Les sept révolutions de la société française
1/ Individualisation
Les individus sont désormais considérés comme les "atomes" autour desquels s'organise la collectivité sociale. Chacun d'eux a (en principe) le droit au travail, au loisir, au pouvoir d'achat, à la différence, à la considération, à la compassion, à la réparation... Les produits, les services marchands et non marchands sont personnalisés, "customisés". Le "sur-mesure" se généralise, dans les vêtements, voitures, équipements de toute sorte. La constitution de bases de données permet de "cibler" chaque consommateur réel ou potentiel, au risque de violer son intimité. Les blogs, les forums ou les campagnes publicitaires témoignent de la prépondérance du "je" et du "moi" sur le "nous". Les sports et les loisirs sont davantage pratiqués de façon individuelle. Dans le couple, l'objectif est d'être heureux ensemble... et séparément.

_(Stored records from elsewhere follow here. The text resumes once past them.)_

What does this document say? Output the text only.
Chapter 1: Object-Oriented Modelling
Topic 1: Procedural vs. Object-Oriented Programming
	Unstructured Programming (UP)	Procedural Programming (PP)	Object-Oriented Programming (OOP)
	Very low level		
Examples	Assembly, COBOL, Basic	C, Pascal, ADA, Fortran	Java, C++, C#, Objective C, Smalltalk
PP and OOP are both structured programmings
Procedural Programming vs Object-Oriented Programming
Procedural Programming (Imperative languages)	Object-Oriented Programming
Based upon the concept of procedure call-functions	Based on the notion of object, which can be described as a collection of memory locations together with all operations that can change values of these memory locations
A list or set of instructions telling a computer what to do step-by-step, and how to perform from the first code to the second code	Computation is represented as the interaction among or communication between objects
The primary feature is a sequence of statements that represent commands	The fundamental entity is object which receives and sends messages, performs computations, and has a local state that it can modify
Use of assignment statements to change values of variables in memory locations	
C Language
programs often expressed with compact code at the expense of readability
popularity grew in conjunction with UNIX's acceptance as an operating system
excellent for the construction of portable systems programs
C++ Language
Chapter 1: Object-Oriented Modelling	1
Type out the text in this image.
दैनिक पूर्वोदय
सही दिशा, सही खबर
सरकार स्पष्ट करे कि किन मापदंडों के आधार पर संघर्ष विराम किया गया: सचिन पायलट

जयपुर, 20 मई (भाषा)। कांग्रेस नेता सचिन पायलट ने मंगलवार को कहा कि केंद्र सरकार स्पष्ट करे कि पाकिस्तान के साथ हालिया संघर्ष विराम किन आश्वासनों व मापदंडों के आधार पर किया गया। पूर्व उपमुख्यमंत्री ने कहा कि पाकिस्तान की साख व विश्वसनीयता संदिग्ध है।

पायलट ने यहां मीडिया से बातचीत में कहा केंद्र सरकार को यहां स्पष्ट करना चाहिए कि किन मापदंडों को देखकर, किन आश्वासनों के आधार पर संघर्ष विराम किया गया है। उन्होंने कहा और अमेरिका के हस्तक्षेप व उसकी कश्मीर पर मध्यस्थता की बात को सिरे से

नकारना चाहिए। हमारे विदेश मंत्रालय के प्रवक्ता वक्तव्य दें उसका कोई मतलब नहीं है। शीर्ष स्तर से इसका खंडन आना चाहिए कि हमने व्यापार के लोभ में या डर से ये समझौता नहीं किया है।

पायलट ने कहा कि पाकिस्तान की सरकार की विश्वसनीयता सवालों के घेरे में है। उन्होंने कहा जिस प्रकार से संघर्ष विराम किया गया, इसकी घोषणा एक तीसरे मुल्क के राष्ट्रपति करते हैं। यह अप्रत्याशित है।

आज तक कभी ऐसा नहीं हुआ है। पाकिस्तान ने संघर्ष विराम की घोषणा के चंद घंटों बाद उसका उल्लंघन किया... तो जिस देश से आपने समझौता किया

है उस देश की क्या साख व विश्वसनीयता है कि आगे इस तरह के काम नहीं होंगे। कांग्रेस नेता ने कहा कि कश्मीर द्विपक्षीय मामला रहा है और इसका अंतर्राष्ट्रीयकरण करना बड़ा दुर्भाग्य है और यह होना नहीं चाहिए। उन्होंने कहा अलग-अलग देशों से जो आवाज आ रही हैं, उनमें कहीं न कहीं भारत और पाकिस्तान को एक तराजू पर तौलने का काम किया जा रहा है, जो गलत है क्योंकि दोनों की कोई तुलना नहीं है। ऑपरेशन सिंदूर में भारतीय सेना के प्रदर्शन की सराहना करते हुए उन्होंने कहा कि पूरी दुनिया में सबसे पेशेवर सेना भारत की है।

Cette individualisation peut être vue comme un progrès, la réalisation des attentes inscrites dans les cahiers de doléances de 1789. Elle peut aussi être perçue comme la conséquence d'une incapacité de l'Etat et des institutions (laïques et religieuses) à s'occuper des gens comme autrefois. La contrepartie de ces droits nouveaux est en effet la nécessité pour chacun de maîtriser son destin. Une chance pour ceux qui disposent des atouts nécessaires (éducation, culture, santé, relations, chance...). Mais un risque de marginalisation pour les autres. L'"égologie" est le pendant individuel de ce qu'est l'écologie au plan collectif.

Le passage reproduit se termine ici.